Mona nodded gravely.
“I am happy here. Very happy. But you contribute, you know. You’ve shown me how to read this beautiful book. You’ve held my hand. You’ve made it…live, Richard.”
“I’m used to high places,” I said.
“But not to giving lessons to good-looking girls.”
“You’re a damned good pupil, Mona.”
“Better than you think, Richard. I’ve learned much more than you’ve taught me – such lovely stuff.

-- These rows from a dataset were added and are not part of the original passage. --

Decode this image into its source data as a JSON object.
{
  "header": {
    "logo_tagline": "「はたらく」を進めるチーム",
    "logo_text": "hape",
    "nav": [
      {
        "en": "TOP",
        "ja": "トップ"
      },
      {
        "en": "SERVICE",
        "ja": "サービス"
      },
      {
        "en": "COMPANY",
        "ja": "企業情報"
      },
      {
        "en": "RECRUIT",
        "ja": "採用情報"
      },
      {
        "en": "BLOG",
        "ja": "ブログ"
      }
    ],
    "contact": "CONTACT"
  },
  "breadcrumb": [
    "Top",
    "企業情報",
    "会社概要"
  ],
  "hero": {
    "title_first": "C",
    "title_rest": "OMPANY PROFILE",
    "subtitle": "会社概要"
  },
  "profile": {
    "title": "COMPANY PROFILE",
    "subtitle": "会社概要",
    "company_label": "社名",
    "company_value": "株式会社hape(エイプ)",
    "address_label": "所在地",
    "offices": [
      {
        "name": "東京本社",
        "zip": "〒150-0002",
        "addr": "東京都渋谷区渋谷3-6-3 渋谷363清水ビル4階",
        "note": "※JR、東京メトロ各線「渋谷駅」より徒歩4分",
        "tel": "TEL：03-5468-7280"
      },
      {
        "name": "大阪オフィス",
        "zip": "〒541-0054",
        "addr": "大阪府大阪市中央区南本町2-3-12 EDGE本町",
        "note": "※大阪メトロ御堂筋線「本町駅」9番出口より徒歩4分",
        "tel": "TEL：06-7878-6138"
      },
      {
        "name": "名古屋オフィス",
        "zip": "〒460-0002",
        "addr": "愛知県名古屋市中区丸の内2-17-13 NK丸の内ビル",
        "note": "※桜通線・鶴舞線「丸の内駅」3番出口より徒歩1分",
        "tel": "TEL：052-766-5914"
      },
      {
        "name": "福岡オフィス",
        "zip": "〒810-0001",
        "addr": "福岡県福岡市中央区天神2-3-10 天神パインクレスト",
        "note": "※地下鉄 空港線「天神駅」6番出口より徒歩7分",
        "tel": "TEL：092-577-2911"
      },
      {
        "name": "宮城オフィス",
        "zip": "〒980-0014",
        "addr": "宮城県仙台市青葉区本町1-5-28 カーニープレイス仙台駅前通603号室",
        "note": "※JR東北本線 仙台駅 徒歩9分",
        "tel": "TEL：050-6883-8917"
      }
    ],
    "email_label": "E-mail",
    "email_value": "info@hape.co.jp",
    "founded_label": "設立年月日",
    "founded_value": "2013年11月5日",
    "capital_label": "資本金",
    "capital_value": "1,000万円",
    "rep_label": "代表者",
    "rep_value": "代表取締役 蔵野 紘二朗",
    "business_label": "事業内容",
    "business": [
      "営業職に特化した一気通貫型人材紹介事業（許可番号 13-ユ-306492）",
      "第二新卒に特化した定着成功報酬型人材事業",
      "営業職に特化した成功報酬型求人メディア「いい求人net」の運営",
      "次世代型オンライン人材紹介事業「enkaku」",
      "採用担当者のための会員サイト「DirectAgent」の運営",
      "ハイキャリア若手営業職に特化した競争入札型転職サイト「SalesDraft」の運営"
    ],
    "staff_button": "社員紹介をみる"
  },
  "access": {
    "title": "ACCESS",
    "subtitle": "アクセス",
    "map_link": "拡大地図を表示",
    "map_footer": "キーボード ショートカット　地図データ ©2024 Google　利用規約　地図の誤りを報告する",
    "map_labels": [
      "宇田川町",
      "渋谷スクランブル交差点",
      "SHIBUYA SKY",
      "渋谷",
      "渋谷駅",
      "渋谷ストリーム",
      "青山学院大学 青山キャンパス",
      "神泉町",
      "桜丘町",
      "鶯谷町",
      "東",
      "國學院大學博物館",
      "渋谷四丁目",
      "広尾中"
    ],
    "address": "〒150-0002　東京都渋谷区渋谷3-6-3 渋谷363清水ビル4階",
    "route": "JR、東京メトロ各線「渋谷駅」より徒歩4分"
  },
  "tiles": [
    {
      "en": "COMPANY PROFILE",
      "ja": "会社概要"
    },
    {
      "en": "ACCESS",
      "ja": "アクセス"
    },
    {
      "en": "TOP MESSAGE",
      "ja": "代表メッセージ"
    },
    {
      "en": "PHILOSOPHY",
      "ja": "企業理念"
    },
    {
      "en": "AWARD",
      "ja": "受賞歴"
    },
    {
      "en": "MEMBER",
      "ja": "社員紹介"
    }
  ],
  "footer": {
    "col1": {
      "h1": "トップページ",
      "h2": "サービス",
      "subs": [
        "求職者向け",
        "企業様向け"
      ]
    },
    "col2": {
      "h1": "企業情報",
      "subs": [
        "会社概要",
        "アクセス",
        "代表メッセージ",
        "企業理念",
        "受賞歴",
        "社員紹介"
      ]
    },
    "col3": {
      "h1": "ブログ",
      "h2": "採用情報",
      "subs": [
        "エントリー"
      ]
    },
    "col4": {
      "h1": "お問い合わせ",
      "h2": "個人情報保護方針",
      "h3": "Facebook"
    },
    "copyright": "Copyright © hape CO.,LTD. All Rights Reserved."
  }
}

And I shall never forget it, as long as I live.”
“I’m out of my depth,” I said, “when you talk like that.”
Mona put up a hand and touched my hair.
“The squire of Nature,” she said. “I hope the dame won’t be jealous, because I am here with you.”
I find it hard to believe that a stranger operation was ever deliberately planned than that for which we made ready the following day. That men have entered strongholds by conduits, I have no doubt: and it is common knowledge that others explore, as a pastime, the caverns under the earth. But features of both such adventures distinguished our enterprise; for, while we must wrestle with Nature, to have our way, all we did had to be done in secret from first to last.